Un murmure traversa les étudiants tandis que le témoin de la Maison Talvern séparait les faits impossibles.

« Avez-vous vu ce qui a causé l'inversion ? » demanda l'examinateur.

« Non, j'ai seulement vu le fondateur échouer à garder ce qu'il avait pris. Tout ce qui va au-delà serait une supposition de ma part. »

Nyra fit une note et laissa le reste de la page vierge. Quelques étudiants semblaient déçus par la révélation manquante, tandis que Tarev endurait leur silence sans le combler pour eux.

« J'aimerais une position d'où je puisse voir le mesureur de terrain », dit-il.

« Vous pouvez vous tenir à la rambarde ouest avec tous les autres témoins d'archives », répondit l'examinateur. « Vous verrez ce que voient les instruments publics. »

Tarev s'y rendit sans rien demander de plus.

Les ouvriers ouvrirent la baie de révision. Le cadre indépendant émergea sous son sceau intact, les roues cliquetant sur le seuil. Orven posa son bâton et inspecta le frein droit avec l'ouvrier, tandis que Vhar s'accroupissait près du câble gauche et en suivait toute la longueur du regard.

CLAC !

Les deux contrepoids montèrent ensemble et se posèrent sur des chaînes séparées.

L'ouvrier armurier vérifia chaque fil rouge, puis s'écarta. Nyra porta sa copie authentifiée à la table des témoins au lieu de rejoindre le banc réservé de la Maison Severin. Sera, Reth et Kavos prirent place où chacun pouvait voir la partie du terrain qu'il comprenait le mieux.

Vhar serra le harnais croisé sur sa poitrine. Le papier le déclarant mort restait ouvert derrière lui. La dette copiée de l'ouvrière gisait à côté d'une annulation que Tarev ne pourrait plus retirer sans être vu.

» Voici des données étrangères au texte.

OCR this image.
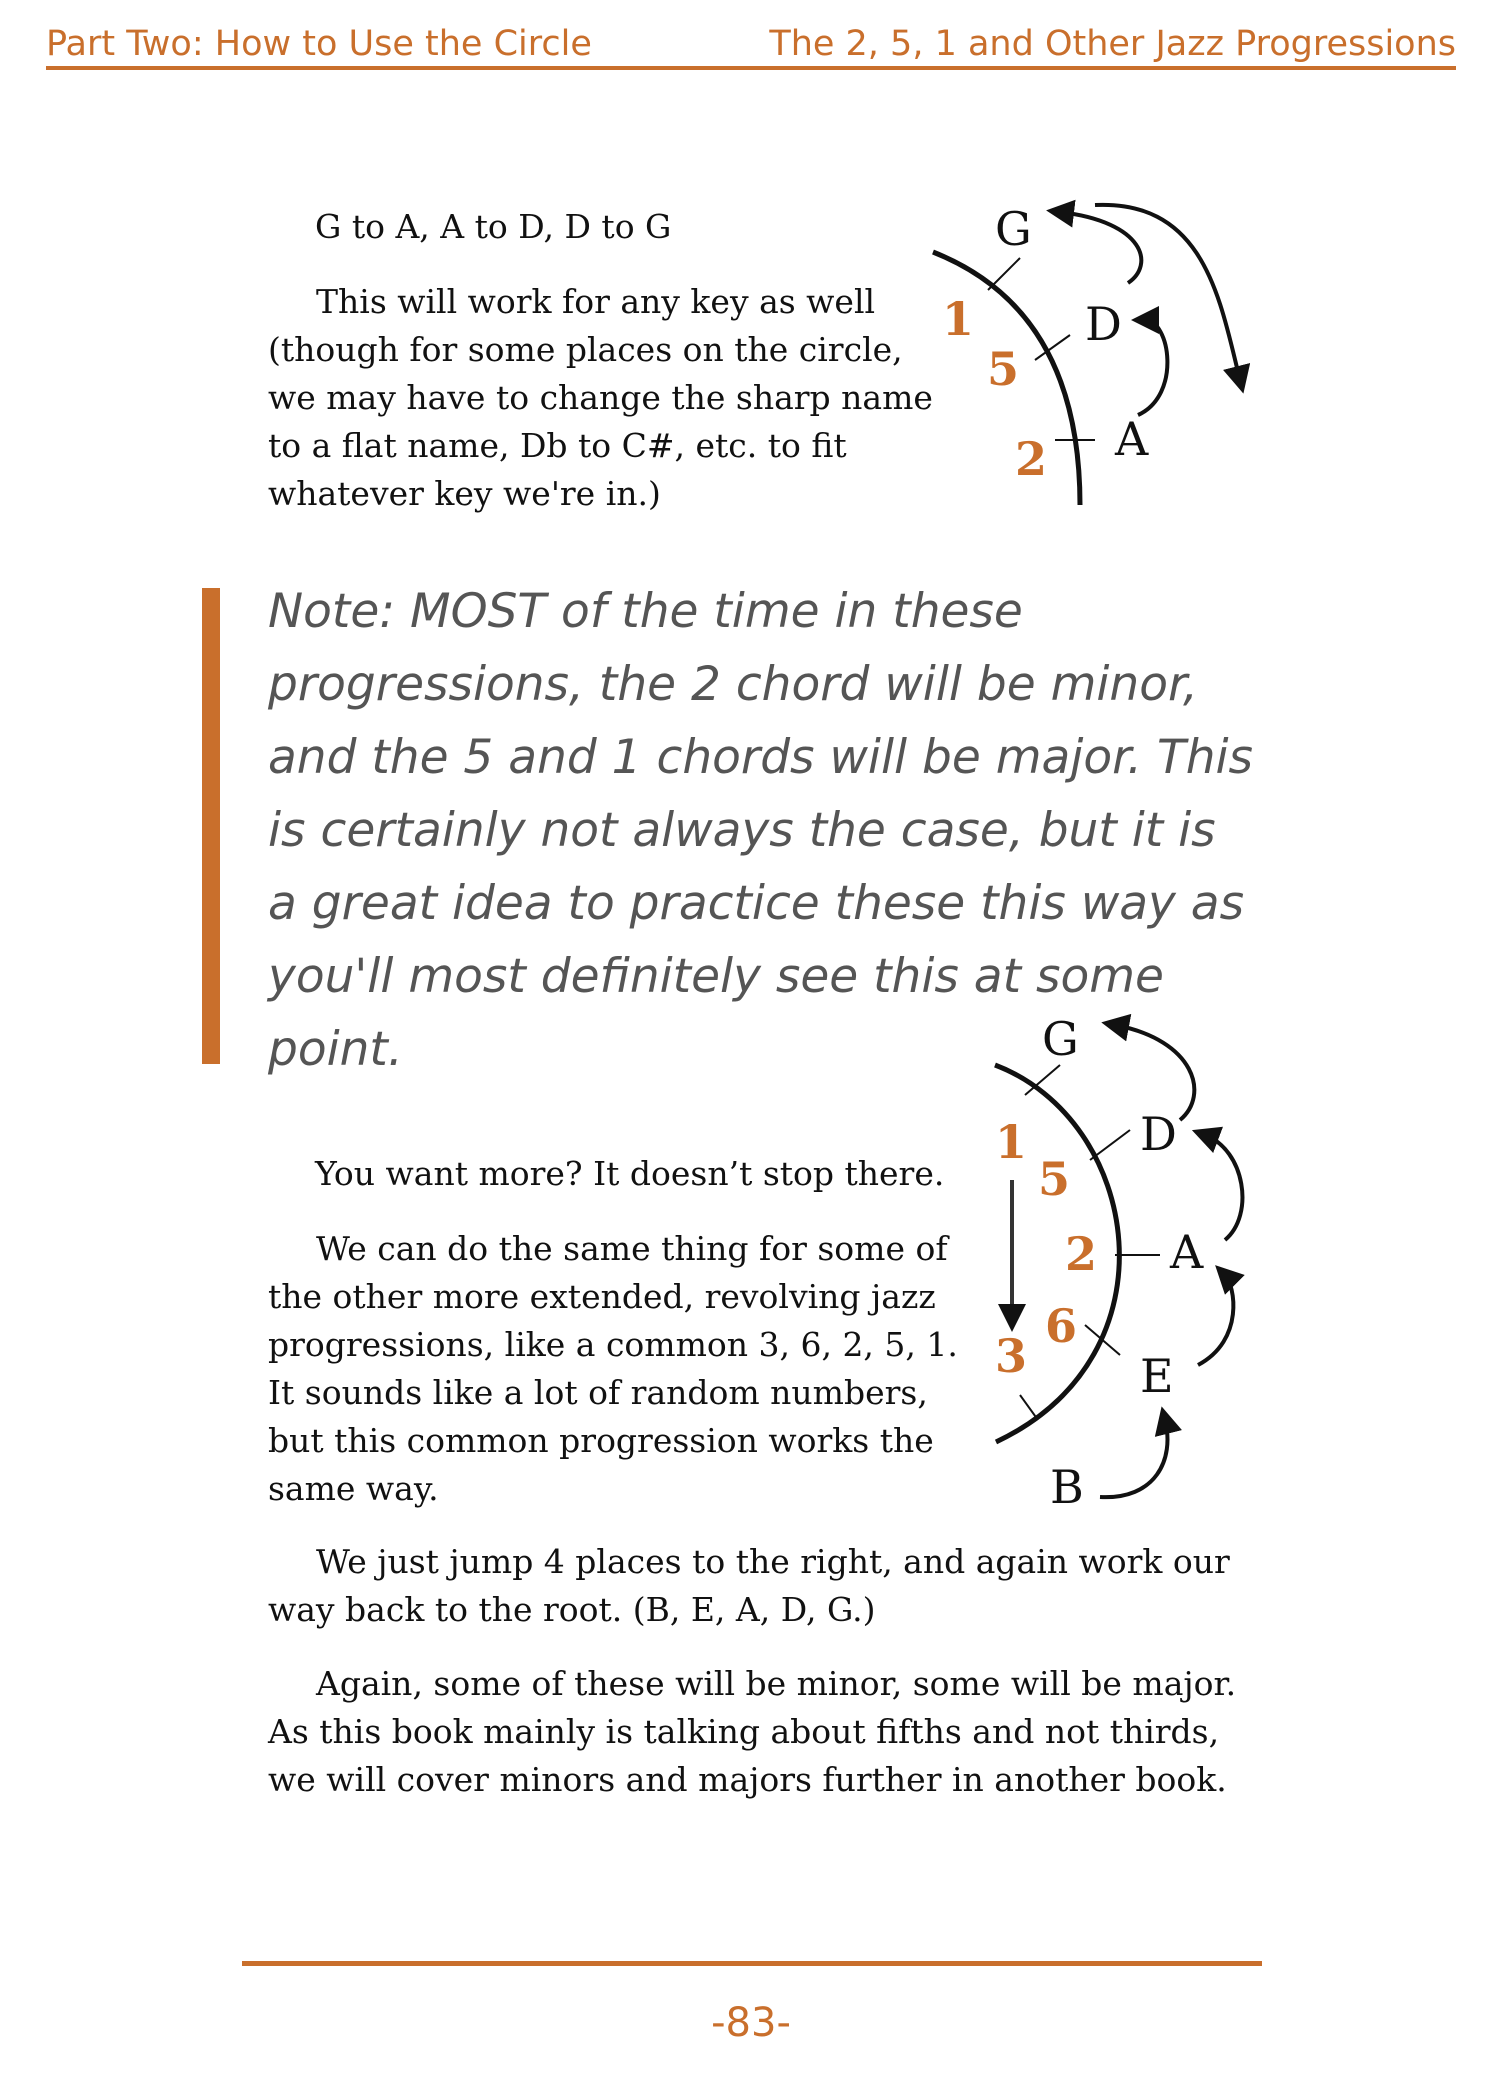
Part Two: How to Use the Circle	The 2, 5, 1 and Other Jazz Progressions

G to A, A to D, D to G

This will work for any key as well (though for some places on the circle, we may have to change the sharp name to a flat name, Db to C#, etc. to fit whatever key we're in.)

G
D
A
1
5
2

Note: MOST of the time in these progressions, the 2 chord will be minor, and the 5 and 1 chords will be major. This is certainly not always the case, but it is a great idea to practice these this way as you'll most definitely see this at some point.

You want more? It doesn’t stop there.

We can do the same thing for some of the other more extended, revolving jazz progressions, like a common 3, 6, 2, 5, 1. It sounds like a lot of random numbers, but this common progression works the same way.

G
D
A
E
B
1
5
2
6
3

We just jump 4 places to the right, and again work our way back to the root. (B, E, A, D, G.)

Again, some of these will be minor, some will be major. As this book mainly is talking about fifths and not thirds, we will cover minors and majors further in another book.

-83-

La première cloche de station pendait au-dessus du cadre.

Orven roula des épaules et abaissa la lance de fer dans ses deux mains. « Prêt ? »

Vhar regarda le corps d'entraînement mobile qui attendait au-dessus de la piste peinte. « Je le serai quand ils le libéreront. »

L'examinateur tendit la main vers la corde de la cloche, et chaque témoin dans la cour put voir sa main.